An optimal C design has parameters a = 0.8, b = 0.45, c = 0.1, which allocates 4.6 times more patients into the best vs. the worst regimen (166 vs. 36 patients) while balancing patients in control and best arms (ratio = 0.94). This reliably selects well performing arms and, as enrollment continues, seamlessly becomes a D design as the randomization probability of poorly performing arms approaches 0.
Conclusions:
Assuming a 10 arm classical Phase IIc requires 1000 patients and 45 months and a 4 arm classical Phase III requires an additional 1600 patients and 60 months of study time, on average the A design saves 170 patients and 4.5 months and the B design saves 224 patients and 25.8 months. While the C/D design does not significantly reduce enrollment or study duration, the increased sample size to the best performing arms results in observing higher relapse events compared to the group sequential design (on average 13 vs. 7 events) and thus higher confidence in estimation of clinical outcome and optimal treatment duration. Choice of different design approaches will depend on trial objectives. Only minimal bias (<4%) was observed in relapse rate estimation across all regimens and designs except for poor regimens in the Bayesian design; due to low sample size (N = 36), the relapse rate was approximately 17% underestimated.
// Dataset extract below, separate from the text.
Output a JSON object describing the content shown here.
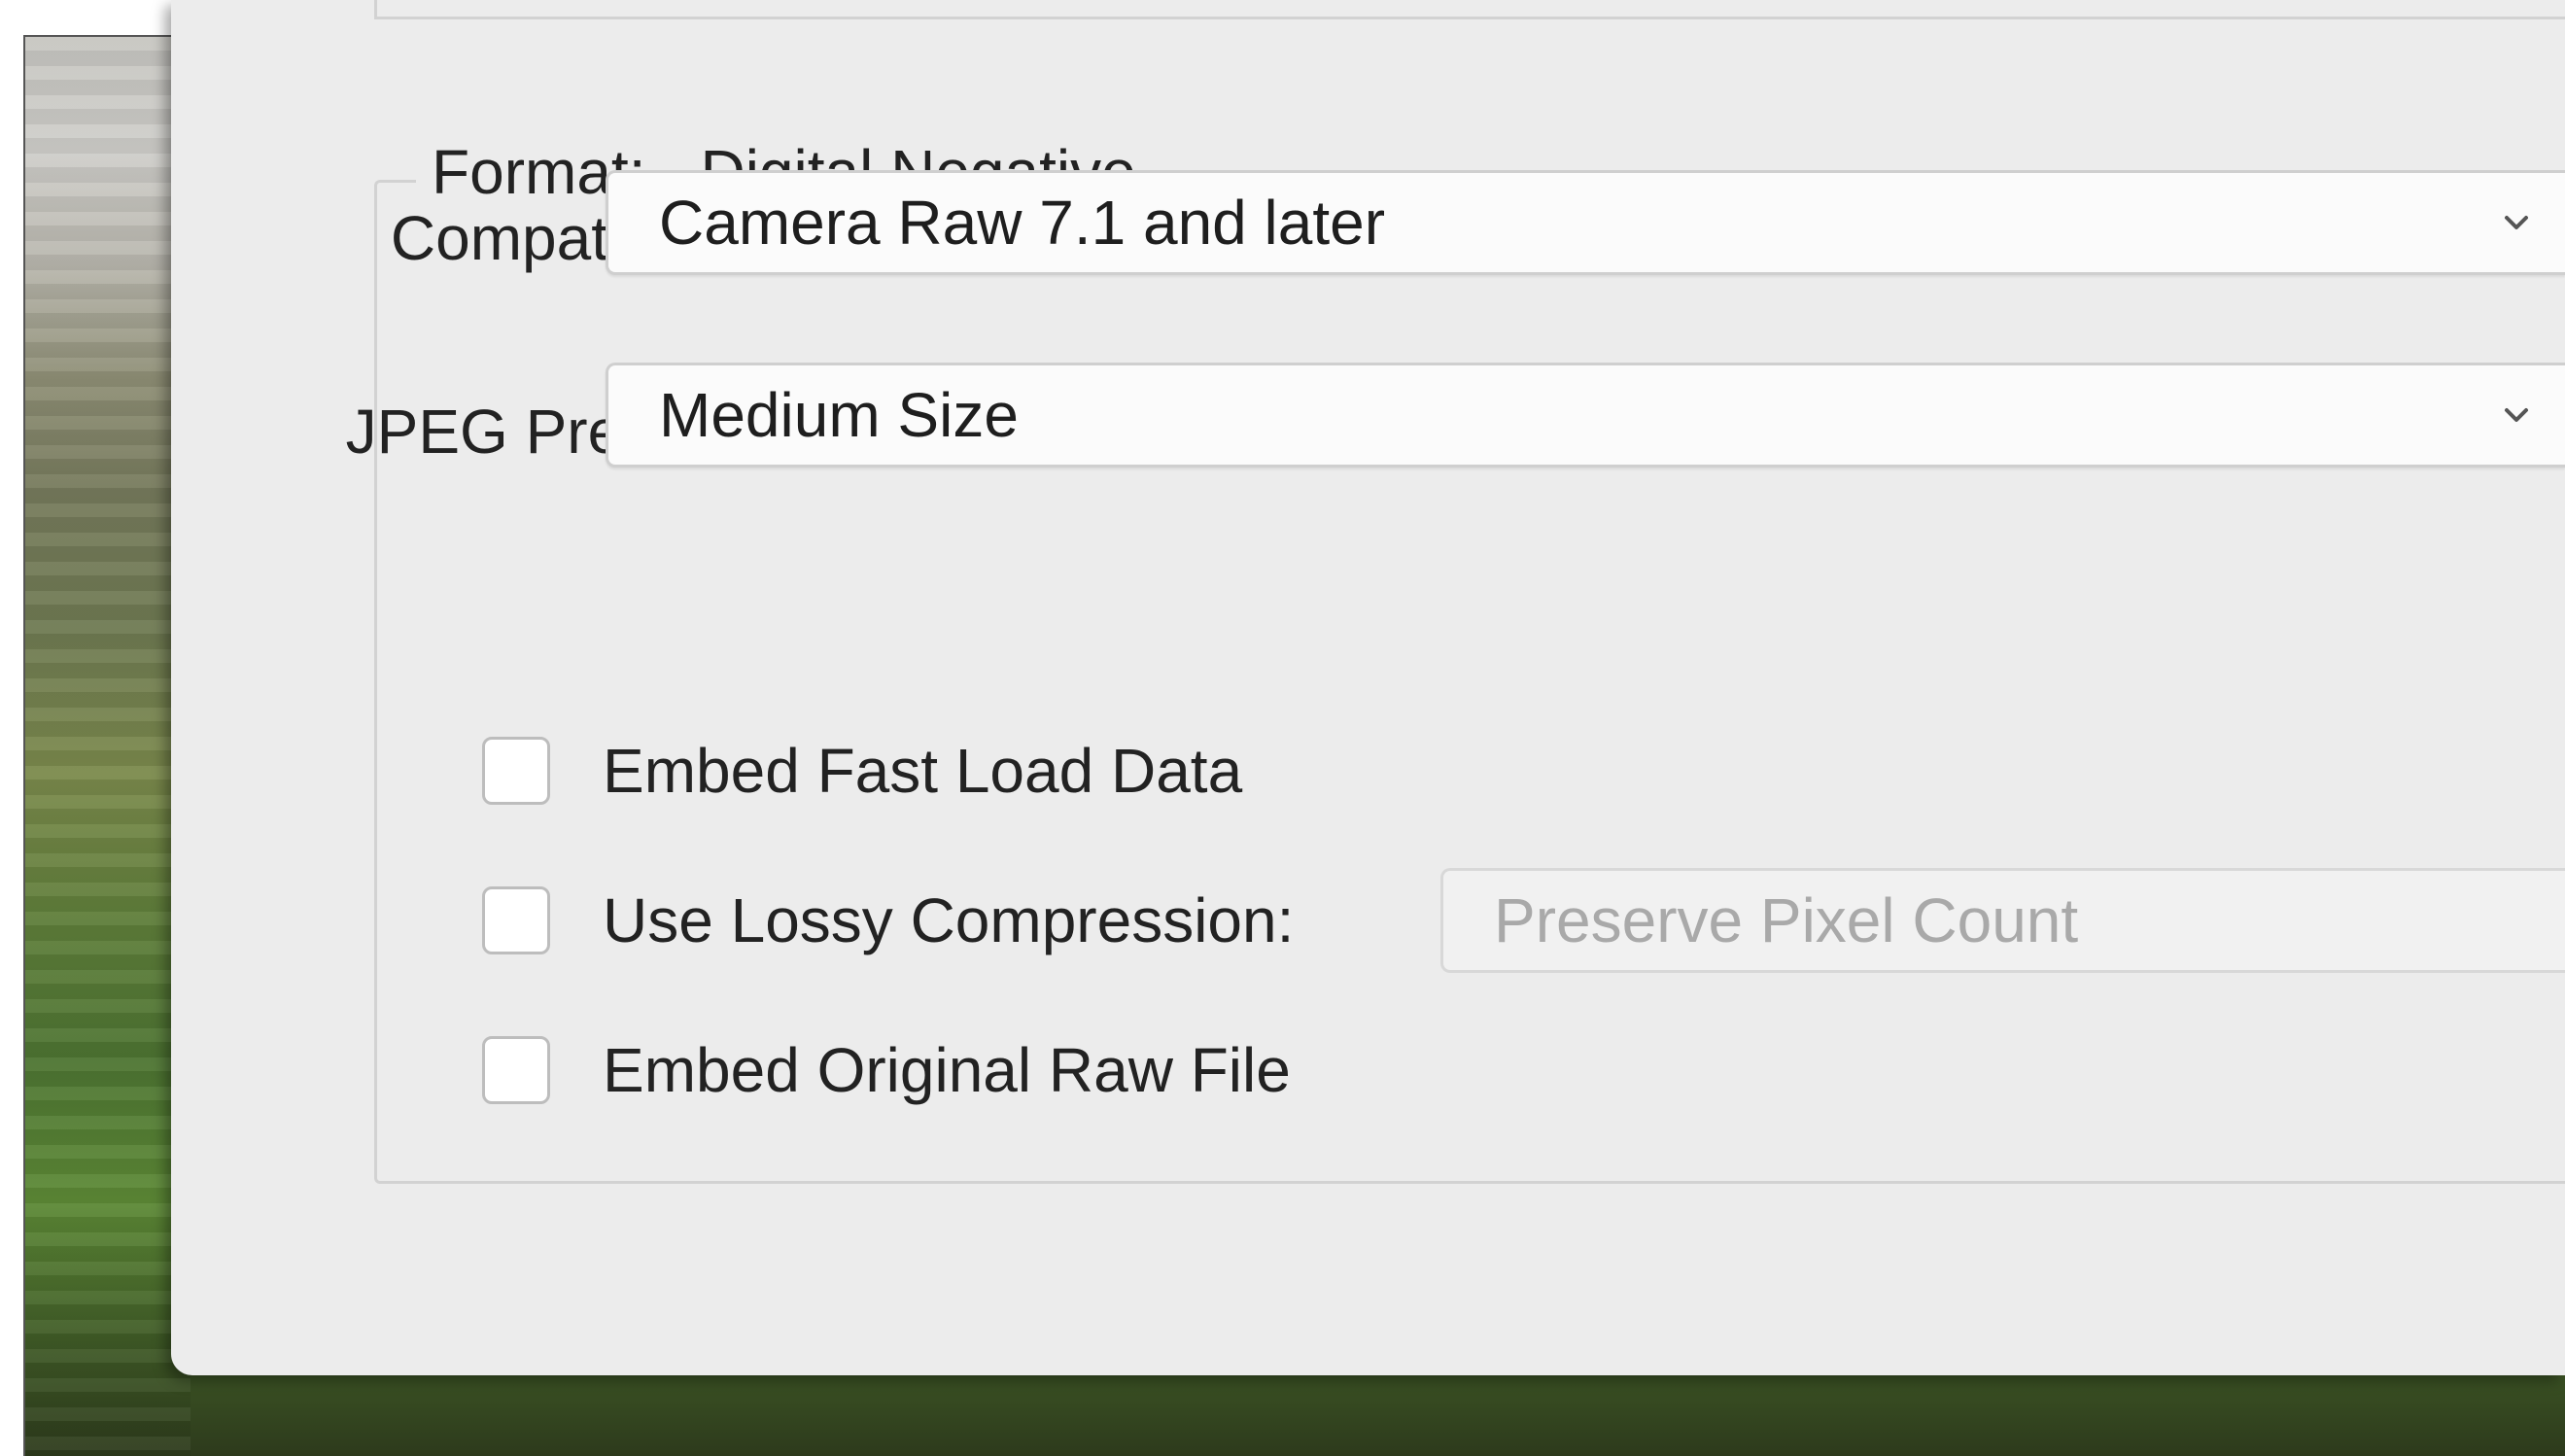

We have developed integrated tools and clinical trial simulation tools that can and will be used by the above-mentioned consortia for implementation of adaptive clinical trial platforms for TB regimen development.
References:
[1] Phillips, Patrick PJ, et al. "Innovative trial designs are practical solutions for improving the treatment of tuberculosis." Journal of infectious diseases 205.suppl_2 (2012): S250-S257.
[2] Phillips, Patrick PJ, et al. "A new trial design to accelerate tuberculosis drug development: the Phase IIC Selection Trial with Extended Post-treatment follow-up (STEP)." BMC medicine 14.1 (2016): 51.
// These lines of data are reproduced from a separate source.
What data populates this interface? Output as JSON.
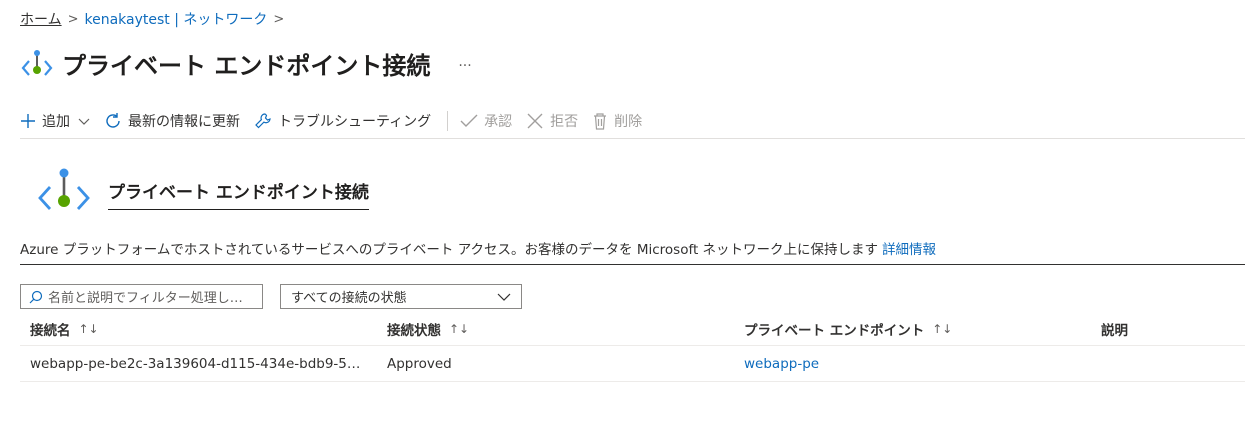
{
  "breadcrumb": {
    "home": "ホーム",
    "resource": "kenakaytest | ネットワーク"
  },
  "page": {
    "title": "プライベート エンドポイント接続",
    "more": "···"
  },
  "toolbar": {
    "add": "追加",
    "refresh": "最新の情報に更新",
    "troubleshoot": "トラブルシューティング",
    "approve": "承認",
    "reject": "拒否",
    "delete": "削除"
  },
  "section": {
    "title": "プライベート エンドポイント接続"
  },
  "description": {
    "text": "Azure プラットフォームでホストされているサービスへのプライベート アクセス。お客様のデータを Microsoft ネットワーク上に保持します",
    "link": "詳細情報"
  },
  "filter": {
    "placeholder": "名前と説明でフィルター処理し…"
  },
  "status_select": {
    "value": "すべての接続の状態"
  },
  "table": {
    "headers": [
      "接続名",
      "接続状態",
      "プライベート エンドポイント",
      "説明"
    ],
    "rows": [
      {
        "name": "webapp-pe-be2c-3a139604-d115-434e-bdb9-5…",
        "status": "Approved",
        "endpoint": "webapp-pe",
        "description": ""
      }
    ]
  },
  "colors": {
    "accent": "#0f6cbd",
    "icon_blue": "#3c91e6",
    "icon_green": "#57a300"
  }
}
[3] Cellamare, Matteo, et al. "A Bayesian response-adaptive trial in tuberculosis: the endTB trial." Clinical Trials 14.1 (2017): 17-28.
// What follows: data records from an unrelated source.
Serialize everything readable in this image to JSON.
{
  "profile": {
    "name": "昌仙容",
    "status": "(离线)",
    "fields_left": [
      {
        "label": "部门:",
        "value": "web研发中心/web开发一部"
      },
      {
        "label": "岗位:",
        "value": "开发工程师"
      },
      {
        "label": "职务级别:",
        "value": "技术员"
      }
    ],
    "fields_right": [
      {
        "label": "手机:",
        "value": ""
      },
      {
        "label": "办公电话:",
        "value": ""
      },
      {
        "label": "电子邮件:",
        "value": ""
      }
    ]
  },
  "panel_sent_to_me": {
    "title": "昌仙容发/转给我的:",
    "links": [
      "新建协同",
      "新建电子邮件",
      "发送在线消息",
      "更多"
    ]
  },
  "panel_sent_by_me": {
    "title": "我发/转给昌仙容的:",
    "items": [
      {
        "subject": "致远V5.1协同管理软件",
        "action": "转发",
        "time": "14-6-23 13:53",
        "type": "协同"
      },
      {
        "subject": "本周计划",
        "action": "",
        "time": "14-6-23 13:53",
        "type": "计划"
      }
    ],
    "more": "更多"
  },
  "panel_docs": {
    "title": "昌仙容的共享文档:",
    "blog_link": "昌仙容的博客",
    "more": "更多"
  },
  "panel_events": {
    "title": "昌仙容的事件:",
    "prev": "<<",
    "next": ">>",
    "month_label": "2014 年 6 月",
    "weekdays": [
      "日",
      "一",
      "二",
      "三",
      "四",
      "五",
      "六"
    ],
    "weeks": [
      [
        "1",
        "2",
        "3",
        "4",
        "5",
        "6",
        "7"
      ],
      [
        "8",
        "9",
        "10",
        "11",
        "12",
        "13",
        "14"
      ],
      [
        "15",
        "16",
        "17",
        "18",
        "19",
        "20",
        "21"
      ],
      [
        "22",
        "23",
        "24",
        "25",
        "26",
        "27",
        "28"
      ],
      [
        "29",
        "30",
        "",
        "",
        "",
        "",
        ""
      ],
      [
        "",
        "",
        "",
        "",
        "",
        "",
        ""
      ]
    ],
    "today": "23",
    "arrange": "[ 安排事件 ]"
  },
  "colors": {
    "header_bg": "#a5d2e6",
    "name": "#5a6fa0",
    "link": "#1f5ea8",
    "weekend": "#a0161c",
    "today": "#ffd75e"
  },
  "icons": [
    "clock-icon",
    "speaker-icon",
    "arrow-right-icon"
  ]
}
[4] Imperial, Marjorie Z., et al. "A patient-level pooled analysis of treatment-shortening regimens for drug-susceptible pulmonary tuberculosis." Nature medicine 24.11 (2018): 1708-1715.
[5] Boeree, Martin J., et al. "High-dose rifampicin, moxifloxacin, and SQ109 for treating tuberculosis: a multi-arm, multi-stage randomised controlled trial." The Lancet Infectious Diseases17.1 (2017): 39-49.
[6] Davies, Geraint, et al. "Accelerating the transition of new tuberculosis drug combinations from Phase II to Phase III trials: New technologies and innovative designs." PLoS medicine 16.7 (2019).